Ann Jordan is Director of the Program on Forced Labor and Trafficking in the Center on Human Rights and Humanitarian Law at American University’s Washington College of Law.  She is an international human rights attorney who specializes in issues of human trafficking, forced labor and women’s rights. She was the Director for ten years of the Initiative against Trafficking in Persons at Global Rights and spent eight years in Hong Kong and China teaching women’s rights, human rights, criminal law and torts and advocating for and writing about women’s rights in China and Hong Kong.  She actively participated with an international coalition of NGOs in the development of the UN Trafficking Protocol and with a U.S. NGO coalition in the development of the U.S. Victims of Trafficking and Violence Protection Act. She was a member of the Women’s Caucus for Gender Justice in the International Criminal Court, which successfully advocated during the negotiation process for the inclusion of women and women’s issues at all levels of the Court.
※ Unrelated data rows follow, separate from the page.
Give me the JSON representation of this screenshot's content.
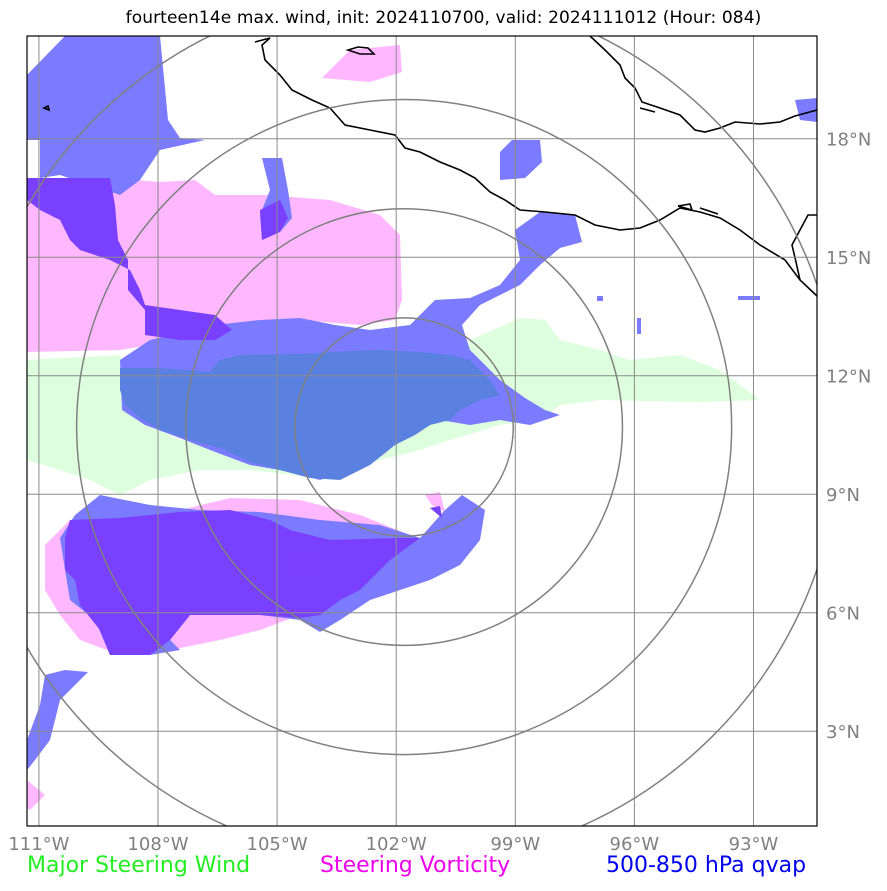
{
  "title": "fourteen14e max. wind, init: 2024110700, valid: 2024111012 (Hour: 084)",
  "lat_labels": [
    "18°N",
    "15°N",
    "12°N",
    "9°N",
    "6°N",
    "3°N"
  ],
  "lon_labels": [
    "111°W",
    "108°W",
    "105°W",
    "102°W",
    "99°W",
    "96°W",
    "93°W"
  ],
  "legend": {
    "steering_wind": "Major Steering Wind",
    "steering_vorticity": "Steering Vorticity",
    "qvap": "500-850 hPa qvap"
  },
  "colors": {
    "steering_wind": "#22ee22",
    "steering_vorticity": "#ee00ee",
    "qvap": "#0000ee",
    "qvap_fill": "#7b7bff",
    "vort_fill": "#ffb8ff",
    "wind_fill": "#ddffdd",
    "overlap_fill": "#7a40ff",
    "core_fill": "#5a80e0"
  },
  "map": {
    "lon_range": [
      -111.3,
      -91.4
    ],
    "lat_range": [
      0.6,
      20.6
    ],
    "range_ring_center": {
      "lon": -101.8,
      "lat": 10.7
    },
    "range_ring_step_deg": 2.75,
    "range_ring_count": 4
  }
}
She works with a broad international coalition of advocacy and grassroots organizations on building local capacity to develop and advocate for human rights-based programs on human trafficking and forced labor and to carry out evidence-based research and programming that addresses and supports the needs and rights of the affected persons.  She has worked in or on projects in China, Hong Kong, Cambodia, Bosnia, Guatemala, Honduras, Mexico, and Ukraine. 

The Program supports the creation of networks, promotes conceptual clarity and trains on rights-based laws and policies.  Currently, the Program focuses on transparency and accountability in U.S. anti-trafficking policies and grant making and on developing materials to promote a greater understanding of the complexity of human trafficking and its intersection with labor migration policies, sexual rights, health rights and women’s rights.  Ms. Jordan was intimately involved in developing the Freedom Network (USA) to Empower Trafficked and Enslaved Persons, premier U.S. NGO anti-trafficking network of service providers and advocates. In addition, she is on the board of advisors of the Open Society Institute Sexual Health and Rights Program and also the central and eastern European anti-trafficking network, La Strada.  She earned her law and undergraduate degrees at Columbia University and serves as an advisor to several NGOs and networks.